Korktuğun an, yapamazsın, yaşayamazsın. Kabuğuna çeklip, serikanlılıkla devam edeceksin.
Ölüm tehditleri yine çıksa basar gider misiniz? Kalır kafa tutar mısınız?
Şu an için böyle bir durum yok. Olacağını da zannetmiyorum. Kimsenin damarına basmıyorum sonuçta. Bırakalım herkes kendi istediği gibi yaşasın.
OSMANLI'YLA BARIŞMAK
‘Kayıp Resimler Zamanı’nda uzun bir Osmanlı mesaisi harcadınız. ‘Yeni Türkiye’nin Osmanlı merakı, nasıl okunmalı?
Osmanlı’yla bir hesaplaşma dönemine girdik. Bu süreci de çok sağlıklı buluyorum. Cumhuriyet’in ilanından itibaren sanki bıçakla kesilmiş o derin bağ. Bir aşk nefret ilişkisine dönüştü zamanla. Osmanlı kültürünün ne kadar derin, felsefi ve rafine olduğunu tespih sanatından anlayabilirsin. Ömrü boyunca sadece bir kitapla uğraşan nakkaşlar var. Hatta ömrü yetmemiş, kitabı başka bir nakkaşa devretmiş. Topkapı Sarayı’na git, kahve fincanlarını incele. Ya da bir Osmanlı kaftanını ele al, o işçiliği hisset. Böyle bir zenginlik, kaba saba, asan kesen bir toplumdan çıkmış olamaz.
DERDİM ÇOK SATMAK, ÇOK KAZANMAK DEĞİL
‘Yaşayan en pahalı Türk ressamı’ olunca ne değişiyor?
Oralı olmadım. Üzerimde taşımadım o sıfatı. Zaten o paranın yüzde 30’u elime geçti.
Art Basel’e gidiyorsunuz, bir tablonun fiyatını soruyorsunuz. “6.5 milyon Euro ama üzgünüm, satıldı” cevabını alıyorsunuz. Ne demek bu? Ne anlamalıyız?
Şimdi senin önüne boş bir kâğıt ve bir kalem vereceğim. Ve diyeceğim ki sana: “Bana öyle bir şey çiz ki sana 10 bin dolar vereyim”
Ne yaptığımın önemi olacak mı?
Hayır olmayacak ama ben sana o parayı vermeye razı olacağım. Tüm hikâye bu işte
Peki, ben bunun değerini 10 bin dolardan 220 bin Pound’a nasıl çıkarabilirim?
Burada devreye sanat değil, ‘marketing’ giriyor. Adını marka haline getirmek, network ağını sağlam tutmak...
Siz, üretirken bu kıstasları da göz önünde bulunduruyor musunuz?

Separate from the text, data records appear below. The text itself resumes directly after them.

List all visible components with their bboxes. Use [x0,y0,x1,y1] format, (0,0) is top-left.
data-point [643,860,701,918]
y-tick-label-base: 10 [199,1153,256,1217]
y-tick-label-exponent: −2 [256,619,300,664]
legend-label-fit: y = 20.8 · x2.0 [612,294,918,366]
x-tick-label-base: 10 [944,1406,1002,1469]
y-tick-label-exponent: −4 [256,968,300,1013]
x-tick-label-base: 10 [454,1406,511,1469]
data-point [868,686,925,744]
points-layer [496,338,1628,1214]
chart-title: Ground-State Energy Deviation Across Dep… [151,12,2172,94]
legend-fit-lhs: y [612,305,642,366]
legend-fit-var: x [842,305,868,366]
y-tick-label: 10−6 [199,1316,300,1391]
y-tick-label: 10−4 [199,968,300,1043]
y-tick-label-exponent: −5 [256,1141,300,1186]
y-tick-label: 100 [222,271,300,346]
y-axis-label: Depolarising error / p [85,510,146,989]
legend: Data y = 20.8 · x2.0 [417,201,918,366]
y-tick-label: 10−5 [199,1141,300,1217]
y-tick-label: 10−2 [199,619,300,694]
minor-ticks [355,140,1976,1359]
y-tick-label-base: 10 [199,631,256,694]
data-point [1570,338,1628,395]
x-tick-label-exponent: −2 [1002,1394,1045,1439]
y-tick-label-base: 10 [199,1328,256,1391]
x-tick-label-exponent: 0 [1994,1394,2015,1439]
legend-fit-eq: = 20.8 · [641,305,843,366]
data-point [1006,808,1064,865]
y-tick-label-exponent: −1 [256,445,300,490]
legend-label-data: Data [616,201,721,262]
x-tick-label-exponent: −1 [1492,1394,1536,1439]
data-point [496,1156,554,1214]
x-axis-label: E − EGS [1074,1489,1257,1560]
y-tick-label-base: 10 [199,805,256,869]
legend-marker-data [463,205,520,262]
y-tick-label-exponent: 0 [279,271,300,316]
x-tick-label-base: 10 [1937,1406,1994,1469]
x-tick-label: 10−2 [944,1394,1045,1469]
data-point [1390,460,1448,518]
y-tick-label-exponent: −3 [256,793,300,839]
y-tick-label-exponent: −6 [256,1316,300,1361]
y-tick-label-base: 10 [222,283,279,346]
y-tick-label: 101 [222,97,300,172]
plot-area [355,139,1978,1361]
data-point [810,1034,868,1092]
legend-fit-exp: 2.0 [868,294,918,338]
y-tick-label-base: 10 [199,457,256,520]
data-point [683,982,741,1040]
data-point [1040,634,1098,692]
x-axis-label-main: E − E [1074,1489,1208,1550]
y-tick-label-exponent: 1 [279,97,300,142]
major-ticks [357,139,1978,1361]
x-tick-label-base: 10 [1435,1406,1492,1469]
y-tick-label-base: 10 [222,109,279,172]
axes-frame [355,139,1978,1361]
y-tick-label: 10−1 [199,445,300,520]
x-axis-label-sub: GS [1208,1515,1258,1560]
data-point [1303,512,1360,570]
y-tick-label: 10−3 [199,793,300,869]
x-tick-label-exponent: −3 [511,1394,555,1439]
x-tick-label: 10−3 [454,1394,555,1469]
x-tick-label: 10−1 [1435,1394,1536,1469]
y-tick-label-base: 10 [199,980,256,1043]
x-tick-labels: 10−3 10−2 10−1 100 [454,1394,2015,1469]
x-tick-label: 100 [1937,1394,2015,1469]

Bu hataya düşen çok sanatçı arkadaşım oldu. “Bu iş tuttu, burdan ekmek yerim” diyen çok. Ben de ‘Spiritual’ benzeri resimler yapabilirim. Millet kuyrukta. Ama derdim bu değil. 90’ıma geldiğimde de resim yaparak yaşamak istiyorum çünkü. Tutarlılığı elden düşürmemek. Asıl mesele bu.
ÜRETEN İNSAN ERKİN YANINDA YER ALMAZ. KURAL BU!
Gezi zamanı insanlar sanatçılara “Hadi çıkın bir şeyler söyleyin, harekete geçin” dedi. Çok normal. Üreten insan, erkin yanında yer almaz çünkü. Kural bu. Sanat, bağımsızdır, özgürdür, karşıdır, var olana alternatiftir. Siyasi iktidar cennet bile olsa, sanat bunun tam karşısında olmalıdır. Oy verdiğin parti iktidara gelse bile yanında olmaman lazım.
GÖRÜNDÜĞÜ GİBİ OLMAYAN SANAT
Çağdaş sanat parodisine dönüşmüş bir yorum var: “Bunu ben de yaparım!” Haklı bir tepki mi?
Derslerde, öğrencilerime soyut çalışmalarla ilgili bir deneme yaptırmıştım. O “Bunu ben de yaparım” dediğiniz eserin, kim tarafından alınacağını, nasıl bir eve asılacağını hayal etmelerini istedim. Tablodaki renklerden, kıvrımlardan ilham alarak bir ev tasarladılar. Ve basit gözüken bir tablonun bile aslında ne kadar zengin, detaylı bir dünyayı temsil ettiğini görmüş oldular.